Effect of Cu content on microstructure and mechanical properties of in-situ β phases reinforced Ti/Zr-based bulk metallic glass matrix composite by selective laser melting (SLM)

Abstract

In this study, non-toxic in-situ β phases of reinforced Ti/Zr-based bulk metallic glass matrix composites (BMGCs) of (Ti0.65Zr0.35)100-xCux (x = 5, 10, 15 at.%) are fabricated via selective laser melting. The effect of Cu content on phase formation, microstructure, and mechanical properties is investigated. The average volume fraction and width of the β phase decreases with increasing Cu content, while a more amorphous phase and the (Ti, Zr)2Cu phase forms. In the center zone of the molten pool, the β phase grows in the direction of the temperature gradient, and the amorphous phase distributes among the β phases. This occurs using: sphere morphology (for x = 5), a more continuous elongated sphere and network morphology (for x = 10), and network morphology (for x = 15), respectively.

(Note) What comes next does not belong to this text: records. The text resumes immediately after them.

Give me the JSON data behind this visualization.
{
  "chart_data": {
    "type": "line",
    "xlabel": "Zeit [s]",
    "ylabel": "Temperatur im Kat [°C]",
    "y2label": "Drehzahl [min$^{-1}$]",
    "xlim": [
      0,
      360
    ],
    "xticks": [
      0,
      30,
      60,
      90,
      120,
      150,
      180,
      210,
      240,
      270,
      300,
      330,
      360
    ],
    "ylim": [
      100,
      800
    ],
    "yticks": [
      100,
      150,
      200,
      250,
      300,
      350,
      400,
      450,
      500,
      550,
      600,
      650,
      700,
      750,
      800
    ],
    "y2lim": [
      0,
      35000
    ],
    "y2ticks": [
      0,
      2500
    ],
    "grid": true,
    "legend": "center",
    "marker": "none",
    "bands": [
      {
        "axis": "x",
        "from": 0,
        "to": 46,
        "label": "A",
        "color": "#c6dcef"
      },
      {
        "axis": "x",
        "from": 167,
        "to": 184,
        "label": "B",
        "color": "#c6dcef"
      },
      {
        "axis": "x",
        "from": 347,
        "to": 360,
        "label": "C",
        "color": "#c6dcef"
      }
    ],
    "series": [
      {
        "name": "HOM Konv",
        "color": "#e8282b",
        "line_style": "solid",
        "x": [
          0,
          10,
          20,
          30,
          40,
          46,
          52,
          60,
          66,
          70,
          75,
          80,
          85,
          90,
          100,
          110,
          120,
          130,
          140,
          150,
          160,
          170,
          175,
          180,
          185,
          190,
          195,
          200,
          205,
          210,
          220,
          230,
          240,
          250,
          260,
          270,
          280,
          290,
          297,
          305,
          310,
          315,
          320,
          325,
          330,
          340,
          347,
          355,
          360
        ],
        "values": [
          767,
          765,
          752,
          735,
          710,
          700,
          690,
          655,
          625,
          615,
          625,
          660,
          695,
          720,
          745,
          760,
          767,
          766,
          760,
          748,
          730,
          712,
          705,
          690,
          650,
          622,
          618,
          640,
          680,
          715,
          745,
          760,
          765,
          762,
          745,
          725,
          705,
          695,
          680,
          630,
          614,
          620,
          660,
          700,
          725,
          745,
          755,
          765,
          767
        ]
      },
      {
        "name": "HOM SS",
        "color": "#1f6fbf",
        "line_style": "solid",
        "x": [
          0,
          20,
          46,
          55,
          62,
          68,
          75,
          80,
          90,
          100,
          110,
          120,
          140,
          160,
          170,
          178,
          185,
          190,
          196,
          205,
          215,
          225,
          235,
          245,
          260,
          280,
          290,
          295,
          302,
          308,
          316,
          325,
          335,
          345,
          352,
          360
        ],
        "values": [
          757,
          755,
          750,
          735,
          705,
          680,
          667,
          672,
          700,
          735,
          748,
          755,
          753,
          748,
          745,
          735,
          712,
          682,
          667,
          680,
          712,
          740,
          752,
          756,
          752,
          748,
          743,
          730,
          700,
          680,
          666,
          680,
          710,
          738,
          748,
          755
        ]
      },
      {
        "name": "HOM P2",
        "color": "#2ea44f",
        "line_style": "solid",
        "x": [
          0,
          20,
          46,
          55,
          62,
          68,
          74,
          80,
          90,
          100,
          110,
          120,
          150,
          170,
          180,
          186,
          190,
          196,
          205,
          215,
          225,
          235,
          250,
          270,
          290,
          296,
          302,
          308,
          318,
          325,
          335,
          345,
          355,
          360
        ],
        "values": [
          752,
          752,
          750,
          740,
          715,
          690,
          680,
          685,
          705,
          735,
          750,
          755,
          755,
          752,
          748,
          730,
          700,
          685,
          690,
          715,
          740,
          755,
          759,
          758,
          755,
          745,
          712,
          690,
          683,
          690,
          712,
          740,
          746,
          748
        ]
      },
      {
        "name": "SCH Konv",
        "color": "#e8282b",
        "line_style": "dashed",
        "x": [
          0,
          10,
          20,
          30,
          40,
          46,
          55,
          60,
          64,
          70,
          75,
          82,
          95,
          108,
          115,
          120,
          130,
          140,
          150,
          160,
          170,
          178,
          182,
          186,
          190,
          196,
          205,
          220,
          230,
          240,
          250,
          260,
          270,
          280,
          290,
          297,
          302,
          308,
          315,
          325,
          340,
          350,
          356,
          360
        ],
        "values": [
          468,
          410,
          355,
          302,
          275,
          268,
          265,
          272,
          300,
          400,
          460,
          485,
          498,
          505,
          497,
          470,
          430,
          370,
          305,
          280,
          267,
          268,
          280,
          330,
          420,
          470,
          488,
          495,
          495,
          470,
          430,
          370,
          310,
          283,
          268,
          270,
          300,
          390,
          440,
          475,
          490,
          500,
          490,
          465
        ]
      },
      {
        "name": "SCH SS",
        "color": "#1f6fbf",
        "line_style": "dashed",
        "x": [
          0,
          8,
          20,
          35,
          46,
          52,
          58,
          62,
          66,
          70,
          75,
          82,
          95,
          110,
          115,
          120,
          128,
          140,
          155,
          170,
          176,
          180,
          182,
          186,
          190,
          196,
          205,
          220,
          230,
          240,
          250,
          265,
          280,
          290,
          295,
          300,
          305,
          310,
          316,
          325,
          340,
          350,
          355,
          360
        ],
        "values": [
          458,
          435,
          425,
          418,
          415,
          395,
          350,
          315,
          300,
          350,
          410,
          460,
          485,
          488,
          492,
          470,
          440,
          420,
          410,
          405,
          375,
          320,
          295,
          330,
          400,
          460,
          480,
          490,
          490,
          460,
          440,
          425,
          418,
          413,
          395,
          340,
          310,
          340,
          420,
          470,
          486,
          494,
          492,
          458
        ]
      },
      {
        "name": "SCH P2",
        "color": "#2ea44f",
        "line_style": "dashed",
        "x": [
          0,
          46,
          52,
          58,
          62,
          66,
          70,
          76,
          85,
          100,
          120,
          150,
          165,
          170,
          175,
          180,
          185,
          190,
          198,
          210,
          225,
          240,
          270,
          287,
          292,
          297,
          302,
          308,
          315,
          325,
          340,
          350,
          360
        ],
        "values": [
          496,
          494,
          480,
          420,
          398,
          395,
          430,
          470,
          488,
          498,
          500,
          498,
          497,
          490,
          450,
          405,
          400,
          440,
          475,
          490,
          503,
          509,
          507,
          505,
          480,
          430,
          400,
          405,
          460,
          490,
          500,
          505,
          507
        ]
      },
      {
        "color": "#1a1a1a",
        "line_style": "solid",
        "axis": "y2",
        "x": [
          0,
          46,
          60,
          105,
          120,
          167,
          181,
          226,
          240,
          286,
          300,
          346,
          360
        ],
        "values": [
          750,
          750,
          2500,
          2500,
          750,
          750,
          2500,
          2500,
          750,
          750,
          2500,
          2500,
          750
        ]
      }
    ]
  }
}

In the edge zone of the molten pool, due to the smaller cooling rate and the existence of a partially molten zone, the β phase becomes coarser, and an amorphous phase forms for more continuous networks. Furthermore, the hardness improves significantly with increasing Cu content. No crack is found for x = 5. Although the average volume fraction of the β phase for x = 5 is about 90 %, the compression yield strength is 1386 ± 64 MPa, reaching to an average level of conventionally fabricated counterparts, due to finer microstructure, and twinning and martensitic transformation of the β phase.